Although your strategy will improve over time, you have to start somewhere. Every strategy is different, but at a bare minimum, yours should list your objectives, when and how you will enter trades, when you will get out of a losing trade, when you will cash in on winning trades, and how you will determine your position size.
- Practice Mindfulness
There’s something to be said for technical analysis of stocks and studying the patterns and principles, but don’t underrate the psychological aspect of day trading. In particular, you should teach yourself to become more mindful.

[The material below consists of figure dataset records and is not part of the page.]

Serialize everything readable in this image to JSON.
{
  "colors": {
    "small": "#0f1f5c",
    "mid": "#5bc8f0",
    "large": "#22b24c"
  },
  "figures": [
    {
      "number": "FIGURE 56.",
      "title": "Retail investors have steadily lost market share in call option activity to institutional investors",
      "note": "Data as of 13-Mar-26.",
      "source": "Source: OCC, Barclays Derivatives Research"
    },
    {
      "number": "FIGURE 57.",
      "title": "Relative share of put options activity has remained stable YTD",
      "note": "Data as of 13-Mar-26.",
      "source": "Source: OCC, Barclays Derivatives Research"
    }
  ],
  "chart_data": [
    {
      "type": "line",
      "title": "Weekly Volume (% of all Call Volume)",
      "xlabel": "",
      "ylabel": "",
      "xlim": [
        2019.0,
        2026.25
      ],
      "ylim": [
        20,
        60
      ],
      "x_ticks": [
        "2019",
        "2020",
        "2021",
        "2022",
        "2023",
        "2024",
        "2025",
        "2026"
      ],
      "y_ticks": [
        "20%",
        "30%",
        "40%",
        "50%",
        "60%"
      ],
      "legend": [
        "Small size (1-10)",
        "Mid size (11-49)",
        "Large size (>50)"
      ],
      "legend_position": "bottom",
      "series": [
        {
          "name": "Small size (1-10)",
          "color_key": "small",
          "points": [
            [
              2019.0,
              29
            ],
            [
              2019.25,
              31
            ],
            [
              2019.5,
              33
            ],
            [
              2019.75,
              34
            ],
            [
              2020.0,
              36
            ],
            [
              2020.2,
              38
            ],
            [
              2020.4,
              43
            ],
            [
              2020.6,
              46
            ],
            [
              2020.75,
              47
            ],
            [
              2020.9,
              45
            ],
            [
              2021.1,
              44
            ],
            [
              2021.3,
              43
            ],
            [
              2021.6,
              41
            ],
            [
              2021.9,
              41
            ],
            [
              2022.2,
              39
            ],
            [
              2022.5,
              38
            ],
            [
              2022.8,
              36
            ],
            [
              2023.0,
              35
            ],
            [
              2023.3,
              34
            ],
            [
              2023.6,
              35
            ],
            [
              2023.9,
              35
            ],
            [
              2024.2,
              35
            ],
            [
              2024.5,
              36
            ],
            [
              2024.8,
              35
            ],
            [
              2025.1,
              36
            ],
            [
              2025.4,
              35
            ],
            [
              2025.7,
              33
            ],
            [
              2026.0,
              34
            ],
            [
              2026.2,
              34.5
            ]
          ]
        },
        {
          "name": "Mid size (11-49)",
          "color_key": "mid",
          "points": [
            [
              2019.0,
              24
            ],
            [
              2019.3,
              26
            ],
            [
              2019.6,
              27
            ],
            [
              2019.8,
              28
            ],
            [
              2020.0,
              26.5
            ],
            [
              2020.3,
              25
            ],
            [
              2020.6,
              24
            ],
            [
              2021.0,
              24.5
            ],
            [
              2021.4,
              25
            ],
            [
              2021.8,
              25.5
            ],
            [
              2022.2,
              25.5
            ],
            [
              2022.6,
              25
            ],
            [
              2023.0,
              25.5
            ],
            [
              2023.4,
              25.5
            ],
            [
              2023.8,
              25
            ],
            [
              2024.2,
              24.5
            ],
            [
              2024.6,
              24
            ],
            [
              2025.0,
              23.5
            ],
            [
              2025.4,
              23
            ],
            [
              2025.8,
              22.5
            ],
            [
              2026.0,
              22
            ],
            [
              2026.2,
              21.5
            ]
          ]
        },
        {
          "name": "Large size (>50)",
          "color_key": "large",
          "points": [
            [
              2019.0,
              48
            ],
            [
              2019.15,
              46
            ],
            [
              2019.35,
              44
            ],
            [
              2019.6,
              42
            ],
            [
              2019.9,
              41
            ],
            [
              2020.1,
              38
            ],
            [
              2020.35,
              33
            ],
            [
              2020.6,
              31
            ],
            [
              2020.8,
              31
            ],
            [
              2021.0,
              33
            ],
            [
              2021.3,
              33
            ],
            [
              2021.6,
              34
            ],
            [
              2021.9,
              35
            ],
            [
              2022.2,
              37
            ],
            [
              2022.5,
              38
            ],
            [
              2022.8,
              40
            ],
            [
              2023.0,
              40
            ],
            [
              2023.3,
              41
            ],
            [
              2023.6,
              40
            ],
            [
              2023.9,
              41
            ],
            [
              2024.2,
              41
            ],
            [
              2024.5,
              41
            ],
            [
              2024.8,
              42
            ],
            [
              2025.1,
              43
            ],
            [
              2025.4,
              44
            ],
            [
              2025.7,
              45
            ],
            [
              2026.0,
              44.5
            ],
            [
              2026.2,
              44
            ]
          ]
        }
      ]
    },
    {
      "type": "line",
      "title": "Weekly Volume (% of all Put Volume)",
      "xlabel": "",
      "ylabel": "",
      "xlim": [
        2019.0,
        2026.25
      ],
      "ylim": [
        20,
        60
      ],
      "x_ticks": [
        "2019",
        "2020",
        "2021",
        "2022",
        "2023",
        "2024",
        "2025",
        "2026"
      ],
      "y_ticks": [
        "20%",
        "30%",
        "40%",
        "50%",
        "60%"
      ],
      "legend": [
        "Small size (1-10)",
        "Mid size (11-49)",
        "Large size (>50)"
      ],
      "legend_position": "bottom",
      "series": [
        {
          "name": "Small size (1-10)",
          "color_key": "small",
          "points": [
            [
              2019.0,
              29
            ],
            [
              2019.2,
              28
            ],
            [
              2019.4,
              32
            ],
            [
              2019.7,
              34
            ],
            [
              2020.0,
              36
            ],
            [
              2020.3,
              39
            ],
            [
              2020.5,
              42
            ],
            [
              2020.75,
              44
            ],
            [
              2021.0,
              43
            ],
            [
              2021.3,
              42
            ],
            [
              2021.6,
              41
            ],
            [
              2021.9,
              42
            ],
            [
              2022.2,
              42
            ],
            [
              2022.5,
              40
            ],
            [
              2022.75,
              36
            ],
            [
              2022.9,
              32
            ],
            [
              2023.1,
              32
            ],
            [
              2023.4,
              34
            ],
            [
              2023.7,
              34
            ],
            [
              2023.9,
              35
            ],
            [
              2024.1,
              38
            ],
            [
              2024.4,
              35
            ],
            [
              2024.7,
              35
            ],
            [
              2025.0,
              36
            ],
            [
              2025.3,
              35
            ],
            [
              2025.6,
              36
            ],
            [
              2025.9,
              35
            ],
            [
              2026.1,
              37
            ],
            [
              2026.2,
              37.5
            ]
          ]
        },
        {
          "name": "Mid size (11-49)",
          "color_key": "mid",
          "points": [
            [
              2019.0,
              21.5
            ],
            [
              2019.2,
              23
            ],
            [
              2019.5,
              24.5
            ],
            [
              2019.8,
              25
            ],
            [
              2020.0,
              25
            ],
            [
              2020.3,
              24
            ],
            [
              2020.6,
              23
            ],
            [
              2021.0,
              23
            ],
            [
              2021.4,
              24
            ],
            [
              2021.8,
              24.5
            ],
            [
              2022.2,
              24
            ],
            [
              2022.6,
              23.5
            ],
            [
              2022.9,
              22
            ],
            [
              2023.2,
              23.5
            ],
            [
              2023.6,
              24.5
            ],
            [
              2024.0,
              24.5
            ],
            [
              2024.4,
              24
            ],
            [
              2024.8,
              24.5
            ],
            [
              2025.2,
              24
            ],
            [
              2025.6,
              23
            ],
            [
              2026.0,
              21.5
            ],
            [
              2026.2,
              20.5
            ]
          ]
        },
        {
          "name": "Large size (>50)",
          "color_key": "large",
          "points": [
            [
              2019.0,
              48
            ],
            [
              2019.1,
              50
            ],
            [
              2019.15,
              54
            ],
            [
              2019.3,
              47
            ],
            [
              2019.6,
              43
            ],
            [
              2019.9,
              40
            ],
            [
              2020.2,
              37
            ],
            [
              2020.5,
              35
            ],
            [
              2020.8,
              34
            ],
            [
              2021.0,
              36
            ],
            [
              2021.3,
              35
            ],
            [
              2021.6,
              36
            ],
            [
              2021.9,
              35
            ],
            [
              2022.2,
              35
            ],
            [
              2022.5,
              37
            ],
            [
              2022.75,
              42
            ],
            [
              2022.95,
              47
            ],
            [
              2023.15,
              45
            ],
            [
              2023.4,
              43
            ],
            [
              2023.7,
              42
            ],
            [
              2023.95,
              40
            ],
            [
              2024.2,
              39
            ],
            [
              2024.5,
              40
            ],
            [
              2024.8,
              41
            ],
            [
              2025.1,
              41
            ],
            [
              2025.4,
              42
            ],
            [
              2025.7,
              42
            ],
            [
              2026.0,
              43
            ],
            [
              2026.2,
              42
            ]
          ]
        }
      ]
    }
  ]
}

“Mindfulness is a form of meditation,” NetPicks explains. “It’s all about being in the moment and totally aware of what’s going on around you. Even if you were to take away all of the supposed health benefits to meditation, being able to focus on something, without already having a bias, is surely a skill that any trader would wish to have.”
- Use Limit Orders
One of the biggest challenges beginners have with day trading is knowing when to trade a stock in order to limit a loss or maximize a gain. Many pull out too quickly or don’t move on a trade soon enough.
There’s no perfect formula for knowing the right time to make a trade, but using limit orders will help you minimize risk and enjoy steady returns.
- Avoid Chasing Losses
Psychologically, losses can be tough. When you lose money on a trade, your initial impulse may be to chase after the loss and make up for it. Unfortunately, chasing losses usually ends up digging an even bigger hole.
Successful day traders know when to accept a setback and move on. Even if you come out on top the first few times you chase a loss, sooner or later you’ll do yourself in.
- Never Risk More Than 2 Percent
As a rule, you should never risk more than 2 percent of your portfolio on a single trade. Thus, if you have $10,000 in an account, the maximum you ought to invest in a trade would be $200. This might sound pretty conservative, but it’s the best way to avoid burning yourself.
What’s Your Game Plan?
Day trading isn’t an activity to enter blindly without developing a strategy first. In order to create a sound strategy that gives you a good shot at being successful, you have to understand some of the basics and what it takes to be aggressive, yet disciplined.
The five tips cited in this article should give you a strong foundation upon which you may continue to prepare for a steady future in day trading.